И почему мозг так устроен, что вычёркивает болезненные моменты, а всё лучшее сохраняет? Нет, конечно я помню, что Стрельцов мне изменил, что когда-то заставил меня выть в подушку, но… это почему-то померкло. Зато в памяти всплывает тот вечер, когда Дима меня поцеловал. Помню, как тогда впервые почувствовала, что сердце грохнулось в пятки, а в животе запорхали разноцветные бабочки.
— Ма, почему утки не хотят хлеб? — Василиска дёргает меня за край куртки, вырывая из воспоминаний.
— Кто-то уже покормил их, — пожимаю плечами.
— А можно мне на мостик?
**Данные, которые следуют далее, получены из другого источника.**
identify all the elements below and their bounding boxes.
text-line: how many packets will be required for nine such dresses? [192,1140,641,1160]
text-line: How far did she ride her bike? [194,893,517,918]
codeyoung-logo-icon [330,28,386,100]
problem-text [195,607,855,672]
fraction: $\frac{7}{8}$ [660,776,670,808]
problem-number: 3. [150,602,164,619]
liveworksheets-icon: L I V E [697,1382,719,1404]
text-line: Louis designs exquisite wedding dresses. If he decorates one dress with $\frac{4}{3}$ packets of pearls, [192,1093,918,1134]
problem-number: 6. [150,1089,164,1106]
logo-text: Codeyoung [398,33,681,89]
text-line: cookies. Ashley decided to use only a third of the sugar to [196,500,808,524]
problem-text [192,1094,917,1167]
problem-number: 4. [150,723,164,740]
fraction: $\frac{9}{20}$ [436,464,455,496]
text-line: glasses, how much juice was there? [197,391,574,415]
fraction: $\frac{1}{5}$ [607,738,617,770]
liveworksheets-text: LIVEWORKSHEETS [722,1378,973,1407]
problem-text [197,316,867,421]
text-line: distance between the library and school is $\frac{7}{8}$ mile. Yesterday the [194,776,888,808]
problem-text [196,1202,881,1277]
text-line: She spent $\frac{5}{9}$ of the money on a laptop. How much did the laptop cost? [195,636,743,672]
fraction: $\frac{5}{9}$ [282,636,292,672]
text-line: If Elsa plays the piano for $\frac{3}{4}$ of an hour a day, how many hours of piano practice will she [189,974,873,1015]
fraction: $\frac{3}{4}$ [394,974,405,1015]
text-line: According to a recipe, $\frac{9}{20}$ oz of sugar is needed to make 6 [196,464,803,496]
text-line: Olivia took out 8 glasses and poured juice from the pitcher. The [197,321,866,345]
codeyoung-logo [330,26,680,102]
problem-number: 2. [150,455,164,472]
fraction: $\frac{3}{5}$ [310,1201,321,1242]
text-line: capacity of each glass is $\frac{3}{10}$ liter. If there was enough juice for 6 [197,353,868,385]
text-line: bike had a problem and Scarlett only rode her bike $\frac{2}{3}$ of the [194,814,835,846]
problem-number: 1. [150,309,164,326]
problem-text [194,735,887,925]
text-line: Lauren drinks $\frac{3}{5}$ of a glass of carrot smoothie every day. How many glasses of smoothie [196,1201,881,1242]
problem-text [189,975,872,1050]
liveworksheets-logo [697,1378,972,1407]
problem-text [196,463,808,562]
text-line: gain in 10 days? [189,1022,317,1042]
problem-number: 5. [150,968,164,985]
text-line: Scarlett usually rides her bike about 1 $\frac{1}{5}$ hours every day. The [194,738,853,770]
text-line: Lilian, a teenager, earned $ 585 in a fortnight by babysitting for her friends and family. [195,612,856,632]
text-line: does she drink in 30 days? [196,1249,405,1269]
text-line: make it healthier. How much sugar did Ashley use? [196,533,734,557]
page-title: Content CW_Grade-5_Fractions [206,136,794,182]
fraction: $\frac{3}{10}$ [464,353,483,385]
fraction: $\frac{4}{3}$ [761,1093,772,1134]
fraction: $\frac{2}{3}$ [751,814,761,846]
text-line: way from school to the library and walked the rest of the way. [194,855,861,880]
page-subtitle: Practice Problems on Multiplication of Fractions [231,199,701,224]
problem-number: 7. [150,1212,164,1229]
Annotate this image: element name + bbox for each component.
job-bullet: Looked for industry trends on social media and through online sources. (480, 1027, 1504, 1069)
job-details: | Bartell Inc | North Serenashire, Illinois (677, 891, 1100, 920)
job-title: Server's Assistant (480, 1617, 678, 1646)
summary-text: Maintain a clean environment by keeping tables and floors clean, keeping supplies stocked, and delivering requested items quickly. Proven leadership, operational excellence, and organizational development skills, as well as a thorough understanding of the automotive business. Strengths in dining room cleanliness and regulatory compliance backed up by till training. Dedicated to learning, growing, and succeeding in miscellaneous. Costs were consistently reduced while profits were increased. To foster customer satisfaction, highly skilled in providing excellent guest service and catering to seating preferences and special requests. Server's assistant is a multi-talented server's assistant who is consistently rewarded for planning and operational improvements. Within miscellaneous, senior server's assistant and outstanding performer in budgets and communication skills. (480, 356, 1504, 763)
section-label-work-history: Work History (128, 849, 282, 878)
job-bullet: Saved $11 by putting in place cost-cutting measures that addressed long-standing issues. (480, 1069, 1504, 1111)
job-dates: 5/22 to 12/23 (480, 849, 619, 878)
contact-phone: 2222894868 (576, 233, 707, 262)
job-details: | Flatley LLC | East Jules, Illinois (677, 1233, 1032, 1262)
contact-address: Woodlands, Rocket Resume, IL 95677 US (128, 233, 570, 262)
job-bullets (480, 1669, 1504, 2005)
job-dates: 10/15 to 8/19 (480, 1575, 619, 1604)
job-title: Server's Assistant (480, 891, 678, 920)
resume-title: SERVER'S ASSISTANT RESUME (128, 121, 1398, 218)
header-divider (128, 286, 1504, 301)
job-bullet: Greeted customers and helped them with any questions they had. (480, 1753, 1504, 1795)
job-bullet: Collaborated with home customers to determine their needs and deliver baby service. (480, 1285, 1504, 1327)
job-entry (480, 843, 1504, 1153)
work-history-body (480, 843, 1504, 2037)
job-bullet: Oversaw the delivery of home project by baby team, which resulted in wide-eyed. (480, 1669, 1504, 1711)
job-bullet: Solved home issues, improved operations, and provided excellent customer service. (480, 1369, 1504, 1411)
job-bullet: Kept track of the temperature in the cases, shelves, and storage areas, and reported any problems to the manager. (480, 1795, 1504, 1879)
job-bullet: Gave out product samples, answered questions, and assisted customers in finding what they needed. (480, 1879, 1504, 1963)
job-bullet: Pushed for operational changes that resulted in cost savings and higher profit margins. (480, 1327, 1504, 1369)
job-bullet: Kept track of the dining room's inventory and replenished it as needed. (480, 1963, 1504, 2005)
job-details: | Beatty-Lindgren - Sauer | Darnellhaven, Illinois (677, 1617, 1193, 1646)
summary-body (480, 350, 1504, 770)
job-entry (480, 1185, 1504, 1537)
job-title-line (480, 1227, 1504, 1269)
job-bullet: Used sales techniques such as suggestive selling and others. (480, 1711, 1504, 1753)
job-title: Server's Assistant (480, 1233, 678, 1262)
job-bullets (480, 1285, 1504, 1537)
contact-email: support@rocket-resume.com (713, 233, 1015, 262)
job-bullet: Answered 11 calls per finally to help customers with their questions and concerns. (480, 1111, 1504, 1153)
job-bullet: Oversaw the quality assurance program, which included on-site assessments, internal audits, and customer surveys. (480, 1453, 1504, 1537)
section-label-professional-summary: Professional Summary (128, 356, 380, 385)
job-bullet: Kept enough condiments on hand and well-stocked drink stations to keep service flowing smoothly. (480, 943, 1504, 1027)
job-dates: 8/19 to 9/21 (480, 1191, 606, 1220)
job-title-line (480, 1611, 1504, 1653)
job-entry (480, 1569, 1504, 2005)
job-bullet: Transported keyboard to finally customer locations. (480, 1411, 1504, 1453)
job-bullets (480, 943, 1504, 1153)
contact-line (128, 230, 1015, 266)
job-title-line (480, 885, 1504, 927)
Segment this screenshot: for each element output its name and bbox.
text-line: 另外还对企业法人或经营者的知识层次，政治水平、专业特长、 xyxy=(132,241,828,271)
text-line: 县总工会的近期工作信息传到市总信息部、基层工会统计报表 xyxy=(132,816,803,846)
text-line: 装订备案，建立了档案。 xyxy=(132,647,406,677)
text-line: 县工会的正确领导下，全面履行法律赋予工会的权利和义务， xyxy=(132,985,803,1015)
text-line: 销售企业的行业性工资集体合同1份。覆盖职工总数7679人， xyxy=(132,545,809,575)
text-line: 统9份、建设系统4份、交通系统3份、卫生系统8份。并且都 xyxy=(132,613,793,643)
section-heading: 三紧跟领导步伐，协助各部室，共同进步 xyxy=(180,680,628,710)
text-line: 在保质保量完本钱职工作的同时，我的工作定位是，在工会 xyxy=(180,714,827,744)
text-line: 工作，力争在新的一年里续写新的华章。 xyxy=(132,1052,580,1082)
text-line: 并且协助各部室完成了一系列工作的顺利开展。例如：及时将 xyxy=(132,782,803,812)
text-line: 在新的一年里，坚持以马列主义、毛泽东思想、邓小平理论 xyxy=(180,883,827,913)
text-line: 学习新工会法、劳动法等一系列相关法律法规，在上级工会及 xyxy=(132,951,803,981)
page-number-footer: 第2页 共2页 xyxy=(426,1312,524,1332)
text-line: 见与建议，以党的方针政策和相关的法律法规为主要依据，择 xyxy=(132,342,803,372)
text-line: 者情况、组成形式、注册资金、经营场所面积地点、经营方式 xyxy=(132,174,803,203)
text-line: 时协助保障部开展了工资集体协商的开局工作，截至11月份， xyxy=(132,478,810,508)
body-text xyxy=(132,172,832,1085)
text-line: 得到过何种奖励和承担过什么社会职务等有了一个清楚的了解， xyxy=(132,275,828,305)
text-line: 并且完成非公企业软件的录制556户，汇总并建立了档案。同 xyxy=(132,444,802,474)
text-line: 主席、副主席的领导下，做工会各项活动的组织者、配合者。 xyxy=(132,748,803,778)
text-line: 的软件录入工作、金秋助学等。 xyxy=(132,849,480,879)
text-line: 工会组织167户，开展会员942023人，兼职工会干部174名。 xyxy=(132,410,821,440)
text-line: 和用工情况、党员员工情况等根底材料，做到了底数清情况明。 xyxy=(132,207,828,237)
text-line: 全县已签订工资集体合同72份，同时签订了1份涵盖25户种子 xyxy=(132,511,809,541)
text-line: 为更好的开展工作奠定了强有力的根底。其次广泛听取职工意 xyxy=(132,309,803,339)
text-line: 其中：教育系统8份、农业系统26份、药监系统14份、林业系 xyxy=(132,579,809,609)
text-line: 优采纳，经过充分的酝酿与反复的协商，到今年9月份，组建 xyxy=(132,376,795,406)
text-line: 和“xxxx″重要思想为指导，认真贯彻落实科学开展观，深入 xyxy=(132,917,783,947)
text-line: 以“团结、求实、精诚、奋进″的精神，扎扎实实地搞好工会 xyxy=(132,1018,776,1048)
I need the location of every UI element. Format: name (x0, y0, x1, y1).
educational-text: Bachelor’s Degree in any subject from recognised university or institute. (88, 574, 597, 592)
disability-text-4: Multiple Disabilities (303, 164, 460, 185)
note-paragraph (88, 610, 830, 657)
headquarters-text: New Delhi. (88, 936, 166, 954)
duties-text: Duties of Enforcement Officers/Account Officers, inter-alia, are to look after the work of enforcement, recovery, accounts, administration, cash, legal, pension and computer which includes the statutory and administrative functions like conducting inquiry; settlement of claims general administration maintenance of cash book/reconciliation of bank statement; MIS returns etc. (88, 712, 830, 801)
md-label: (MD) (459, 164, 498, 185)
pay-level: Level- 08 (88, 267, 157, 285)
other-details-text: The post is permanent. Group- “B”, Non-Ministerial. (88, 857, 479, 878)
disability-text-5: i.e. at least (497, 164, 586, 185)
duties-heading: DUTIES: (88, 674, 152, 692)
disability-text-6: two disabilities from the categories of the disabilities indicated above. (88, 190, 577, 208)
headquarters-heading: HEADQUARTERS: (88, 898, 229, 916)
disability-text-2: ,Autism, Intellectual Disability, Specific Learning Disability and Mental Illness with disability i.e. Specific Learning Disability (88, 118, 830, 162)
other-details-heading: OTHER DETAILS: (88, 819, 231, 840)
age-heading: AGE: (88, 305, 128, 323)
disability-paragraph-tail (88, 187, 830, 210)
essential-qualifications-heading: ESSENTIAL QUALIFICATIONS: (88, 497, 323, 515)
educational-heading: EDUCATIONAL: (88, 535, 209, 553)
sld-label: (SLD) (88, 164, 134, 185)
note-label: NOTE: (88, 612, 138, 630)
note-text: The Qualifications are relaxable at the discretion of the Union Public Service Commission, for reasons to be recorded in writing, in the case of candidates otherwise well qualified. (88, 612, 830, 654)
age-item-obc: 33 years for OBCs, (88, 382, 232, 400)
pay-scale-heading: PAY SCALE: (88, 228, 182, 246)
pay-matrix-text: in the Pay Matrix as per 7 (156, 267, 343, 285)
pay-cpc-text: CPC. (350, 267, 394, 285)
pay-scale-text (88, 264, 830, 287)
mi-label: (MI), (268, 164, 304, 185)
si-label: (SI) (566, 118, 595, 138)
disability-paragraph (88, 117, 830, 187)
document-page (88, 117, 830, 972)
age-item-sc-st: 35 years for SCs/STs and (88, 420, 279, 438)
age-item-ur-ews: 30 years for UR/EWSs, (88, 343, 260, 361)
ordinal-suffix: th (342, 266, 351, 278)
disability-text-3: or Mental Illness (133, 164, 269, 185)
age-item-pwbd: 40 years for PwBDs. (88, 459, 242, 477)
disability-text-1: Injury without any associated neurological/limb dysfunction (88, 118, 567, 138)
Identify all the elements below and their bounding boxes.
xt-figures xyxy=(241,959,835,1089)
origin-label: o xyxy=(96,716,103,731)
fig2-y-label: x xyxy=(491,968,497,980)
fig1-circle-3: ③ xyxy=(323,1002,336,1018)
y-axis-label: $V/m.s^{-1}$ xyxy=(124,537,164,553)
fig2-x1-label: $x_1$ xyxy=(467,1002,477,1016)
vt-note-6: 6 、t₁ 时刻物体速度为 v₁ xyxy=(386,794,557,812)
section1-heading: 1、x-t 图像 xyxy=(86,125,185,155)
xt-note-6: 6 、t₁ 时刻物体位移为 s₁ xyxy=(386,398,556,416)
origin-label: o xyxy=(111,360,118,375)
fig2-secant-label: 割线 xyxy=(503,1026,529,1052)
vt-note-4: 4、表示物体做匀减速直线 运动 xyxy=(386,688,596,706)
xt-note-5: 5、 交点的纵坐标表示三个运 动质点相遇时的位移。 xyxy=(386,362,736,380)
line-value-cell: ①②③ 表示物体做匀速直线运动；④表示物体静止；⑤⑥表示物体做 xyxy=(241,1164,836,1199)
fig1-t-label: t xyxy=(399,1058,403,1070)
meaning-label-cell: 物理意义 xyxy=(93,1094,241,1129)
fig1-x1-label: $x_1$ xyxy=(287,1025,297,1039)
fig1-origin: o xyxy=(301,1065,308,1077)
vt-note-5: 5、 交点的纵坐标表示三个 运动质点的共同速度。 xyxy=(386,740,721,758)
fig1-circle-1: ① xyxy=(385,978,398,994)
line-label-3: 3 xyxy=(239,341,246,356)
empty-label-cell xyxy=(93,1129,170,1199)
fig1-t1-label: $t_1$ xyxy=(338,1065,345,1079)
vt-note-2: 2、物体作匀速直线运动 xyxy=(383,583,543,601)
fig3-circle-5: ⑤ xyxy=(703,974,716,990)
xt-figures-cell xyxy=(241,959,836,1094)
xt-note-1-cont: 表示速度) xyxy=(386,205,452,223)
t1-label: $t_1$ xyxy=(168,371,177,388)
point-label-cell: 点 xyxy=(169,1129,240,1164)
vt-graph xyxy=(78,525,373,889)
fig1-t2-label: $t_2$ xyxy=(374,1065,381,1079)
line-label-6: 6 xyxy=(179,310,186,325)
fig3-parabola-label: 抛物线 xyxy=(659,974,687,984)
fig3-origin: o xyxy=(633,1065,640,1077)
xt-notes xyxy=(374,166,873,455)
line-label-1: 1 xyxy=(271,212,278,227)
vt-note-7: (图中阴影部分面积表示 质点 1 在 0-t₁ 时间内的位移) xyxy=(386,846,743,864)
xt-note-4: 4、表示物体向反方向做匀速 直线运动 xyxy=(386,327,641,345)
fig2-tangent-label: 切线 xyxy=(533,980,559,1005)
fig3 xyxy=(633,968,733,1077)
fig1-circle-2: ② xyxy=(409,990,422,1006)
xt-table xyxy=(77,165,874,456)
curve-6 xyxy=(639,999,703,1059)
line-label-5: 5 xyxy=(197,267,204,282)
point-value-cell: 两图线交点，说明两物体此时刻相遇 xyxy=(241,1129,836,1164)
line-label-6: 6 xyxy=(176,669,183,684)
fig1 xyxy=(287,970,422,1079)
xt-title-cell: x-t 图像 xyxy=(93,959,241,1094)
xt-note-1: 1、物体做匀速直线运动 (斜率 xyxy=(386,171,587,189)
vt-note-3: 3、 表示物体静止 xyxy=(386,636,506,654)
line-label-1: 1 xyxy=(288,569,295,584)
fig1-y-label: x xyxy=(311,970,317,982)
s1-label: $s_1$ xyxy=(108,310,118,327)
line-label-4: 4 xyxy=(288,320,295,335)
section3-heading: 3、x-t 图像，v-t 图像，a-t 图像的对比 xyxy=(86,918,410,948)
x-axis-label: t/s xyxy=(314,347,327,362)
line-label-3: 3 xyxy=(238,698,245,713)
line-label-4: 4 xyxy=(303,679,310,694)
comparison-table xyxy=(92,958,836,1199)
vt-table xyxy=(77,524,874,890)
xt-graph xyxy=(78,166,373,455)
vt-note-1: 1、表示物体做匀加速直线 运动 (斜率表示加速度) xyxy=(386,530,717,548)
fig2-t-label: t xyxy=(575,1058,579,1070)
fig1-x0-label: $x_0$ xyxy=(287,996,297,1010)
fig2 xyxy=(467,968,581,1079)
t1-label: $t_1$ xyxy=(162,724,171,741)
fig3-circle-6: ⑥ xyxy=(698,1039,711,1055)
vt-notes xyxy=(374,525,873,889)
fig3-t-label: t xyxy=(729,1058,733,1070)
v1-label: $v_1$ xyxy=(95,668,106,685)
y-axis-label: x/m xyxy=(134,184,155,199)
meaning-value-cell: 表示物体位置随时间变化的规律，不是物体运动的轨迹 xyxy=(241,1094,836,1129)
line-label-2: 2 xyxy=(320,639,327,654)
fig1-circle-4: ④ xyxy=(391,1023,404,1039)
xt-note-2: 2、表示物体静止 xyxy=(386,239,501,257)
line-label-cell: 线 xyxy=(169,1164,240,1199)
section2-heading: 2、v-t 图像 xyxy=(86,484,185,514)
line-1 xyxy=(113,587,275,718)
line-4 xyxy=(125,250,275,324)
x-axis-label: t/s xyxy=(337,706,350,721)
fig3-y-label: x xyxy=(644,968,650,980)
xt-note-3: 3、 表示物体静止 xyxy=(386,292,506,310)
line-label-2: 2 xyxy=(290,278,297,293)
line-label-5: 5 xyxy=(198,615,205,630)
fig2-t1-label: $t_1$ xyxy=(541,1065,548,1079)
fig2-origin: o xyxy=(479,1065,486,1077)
Может, вон та утка ещё голодная! — дочка выразительно строит глазки и надувает пухленькие губки.
— Пойдём, — берёмся за руки и шагаем по деревянному мосточку.
Василиска присаживается на корточки, бросает в воду хлеб. Жирная птица подплывает и, на радость моей малышке, лениво съедает угощение.
— Урааа! — кричит Василиска и резко поднимается с места, вертится, словно юла, оступается.
Брызги разлетаются в стороны.
Я вскрикиваю, а в глазах темнеет. Сердце стучит так сильно, что заглушает все остальные звуки. В одно мгновение скидываю лёгкую курточку и делаю шаг к краю моста.
Дрожу, как осиновый лист, и не решаюсь прыгнуть за дочкой. Малышка барахтается, кричит, уходит под воду.
Я не умею плавать. И Василиса тоже.
Замираю, открыв рот, паника хватает меня за затылок и утаскивает в свою пучину мрака и холода, парализует и душу, и тело.
— Помогите! — наконец-то выдавливаю, собственный отчаянный крик оглушает.